Empirical Research, my other grad seminar this semester, is a very different class. it's much less up-my-alley, let's say. its readings are not quite so exciting or inventive as those in Postmodernism--or at least not as amelia-exciting, anyway. so I struggle, and I resist, and I ask no really what's the point? with a far more serious and dejected tone than I usually do.
I woke up the other morning, after a somewhat frustrating Empirical class meeting, with some not-really-new but not-really-familiar ideas congealing in my head. I imagine they had gradually been distilling themselves from all the many, many things Dr. Sullivan is trying to teach us this semester. oh we've been reading research report after research report, designing our own small-scale research studies, and talking endlessly about the strengths and weaknesses of this method, that paradigm, these analytical tools...
it's not fun... but it's important, right? I guess?
the thoughts in my head the other morning congealed around two different (opposite?) ways of wrangling with the overarching research goal of finding things out about the world.
1. look carefully and dedicatedly at as much stuff as you need to until you can figure out what it tells you about itself.
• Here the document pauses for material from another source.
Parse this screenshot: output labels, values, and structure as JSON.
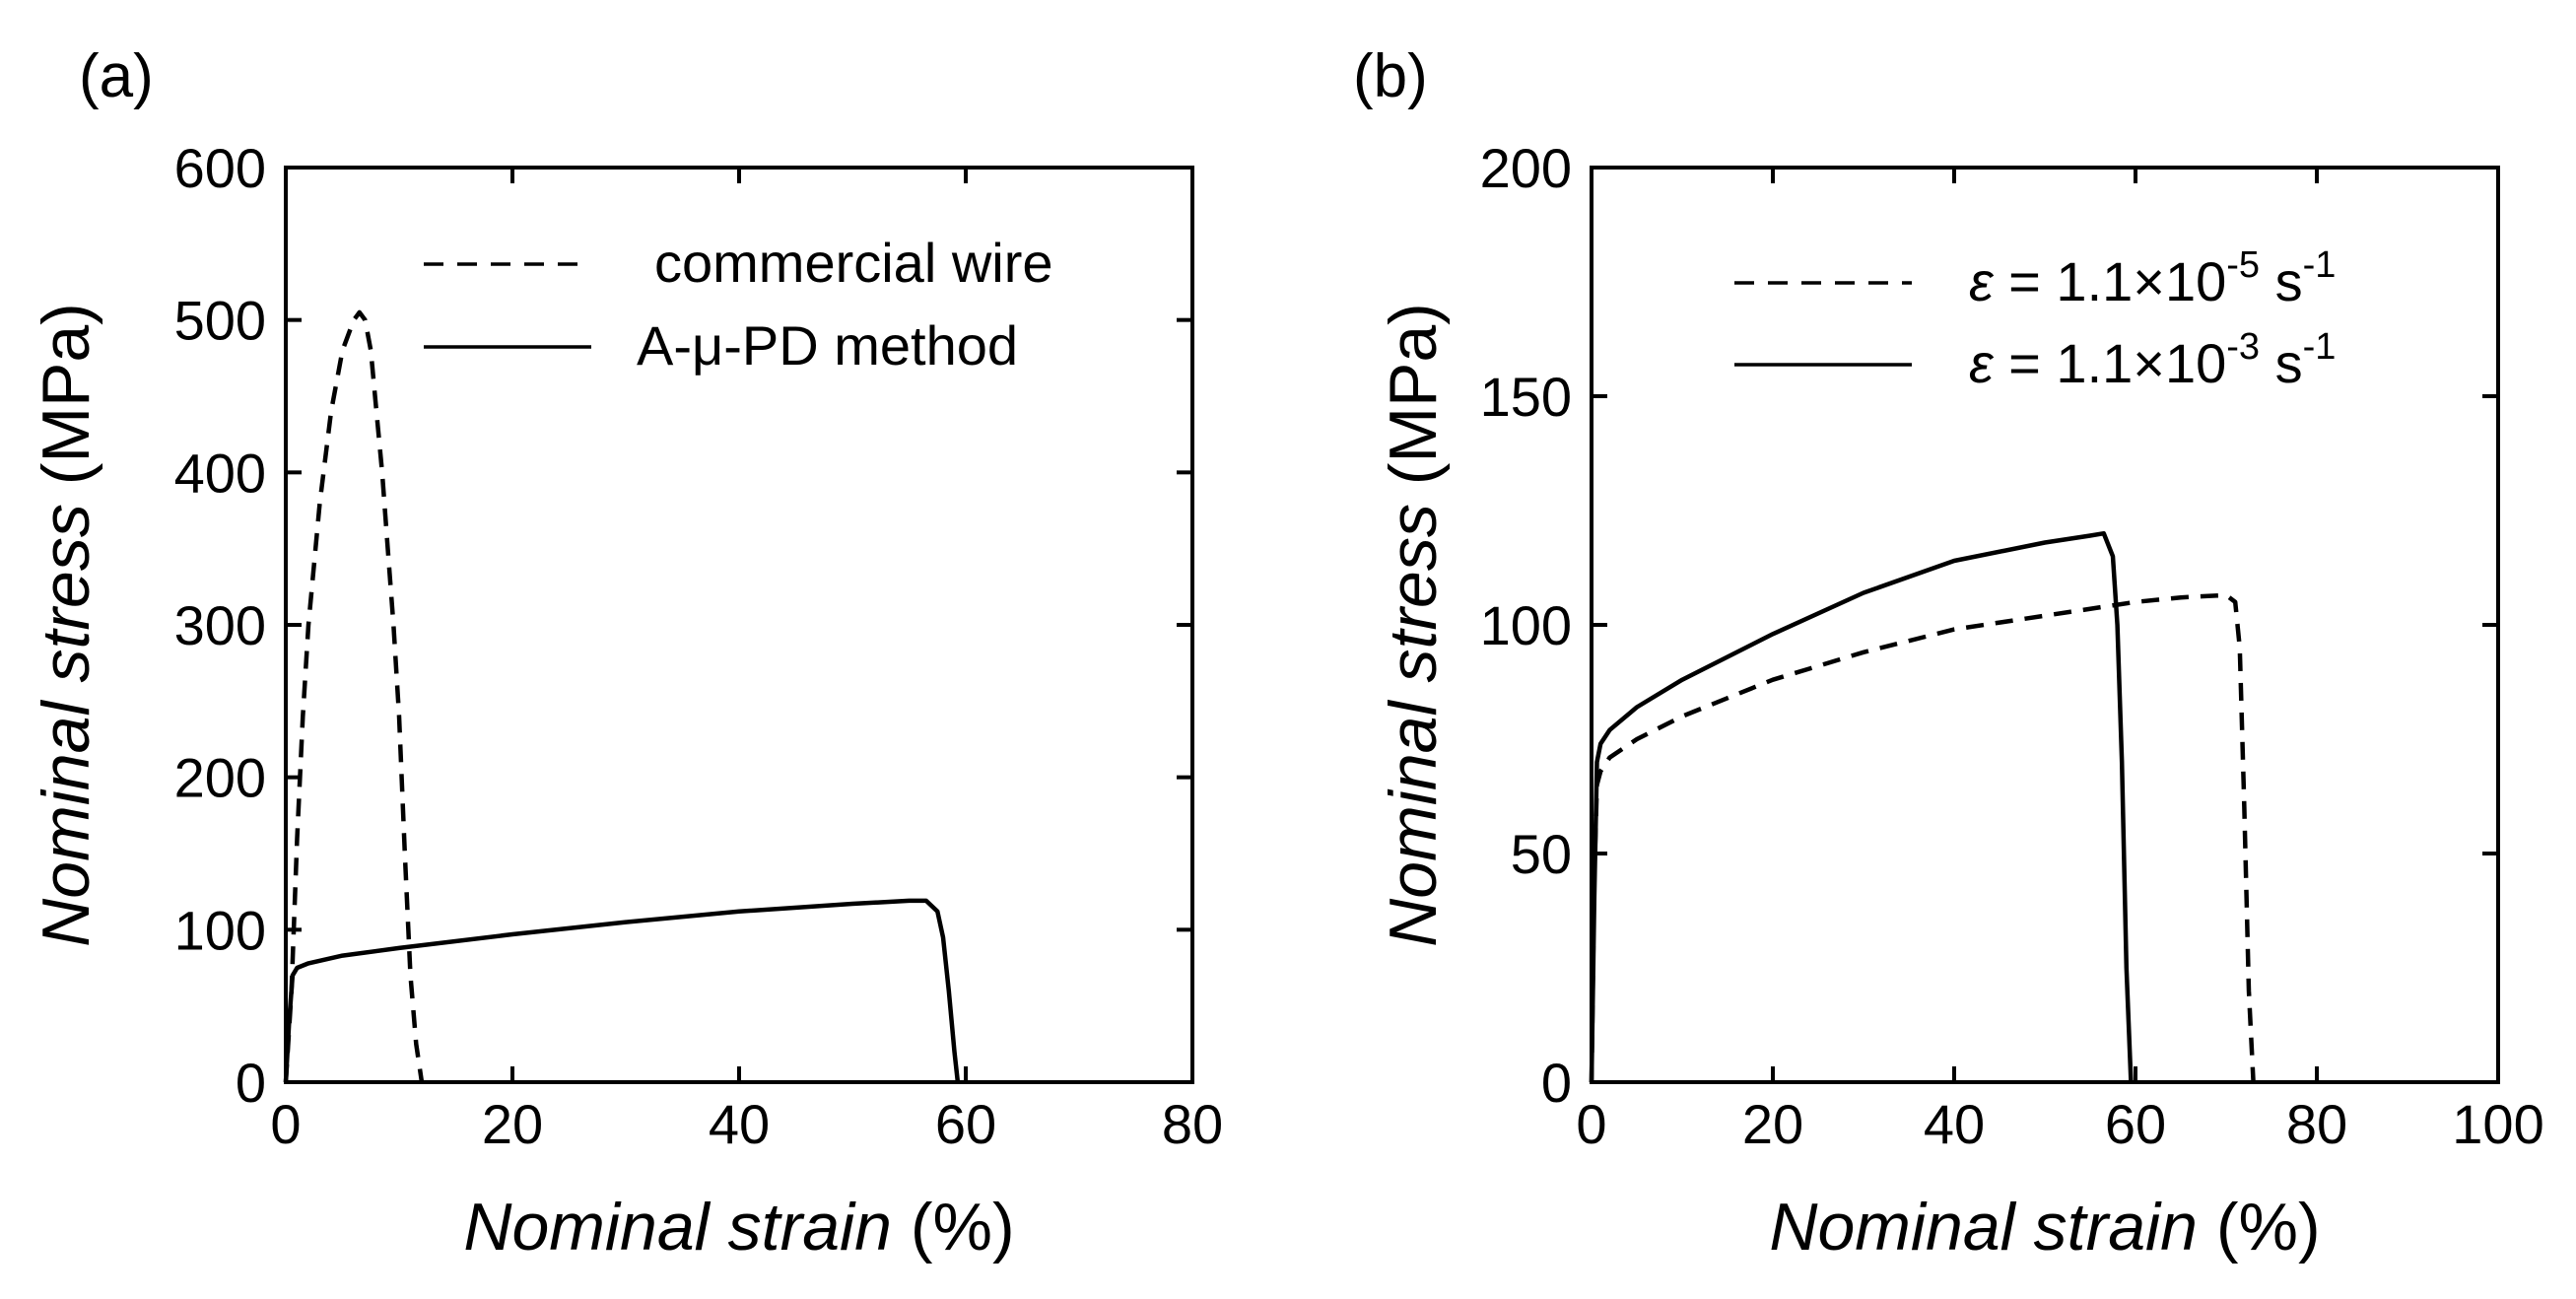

2. think of a specific thing you want to know. figure out what questions or experiments or tests you need to set up and what you need to look at in order to learn that thing.
I am much more happy in the first of these schemes. there seems to be less planning that way. more freedom. less fiddly things that could go all wrong.
but as I pondered both of these approaches, I found myself tripping over one of the threads between them. the matching meta-question underneath the opposite surfaces:
how do you define what exactly will count as the stuff you're looking at and what won't? and why?
my realization that these decisions are at the core of any kind of so-called 'good' research isn't all that huge. but it feels momentous in my little head.
I struggle and I resist the importance of methodology and research design, in part, I think, because I have for so long been taught that there is rarely a perfect or 'right' way of doing anything we do in the humanities. there is no proven solution, no near-flawless button. and so as long as we can justify whatever imperfect choice we make, all is well.
suitable justification, as you may suspect, means different things to different people. and this makes the whole process feel a little bit pretend. a performance, or sorts, meant for pleasing an audience. what we write up in our research report might come down to what sounds good, or what meets expectations, or what makes for decently manageable data.
so many of these questions about how to best explain the best ways of claiming to know anything about any piece of that world seem to go in circles. it's a circle of biases, chasing each others' tails.
we are thankfully too curious.
and please, let us hope my curiosity will get me through this not-quite-my-cup-of-tea research class in a useful manner.
2 comments:
I like how irrelevant the shoe hats are.
Not that shoe hats can ever truly be irrelevant.
How have I never seen or heard of a shoe hat? What a notion.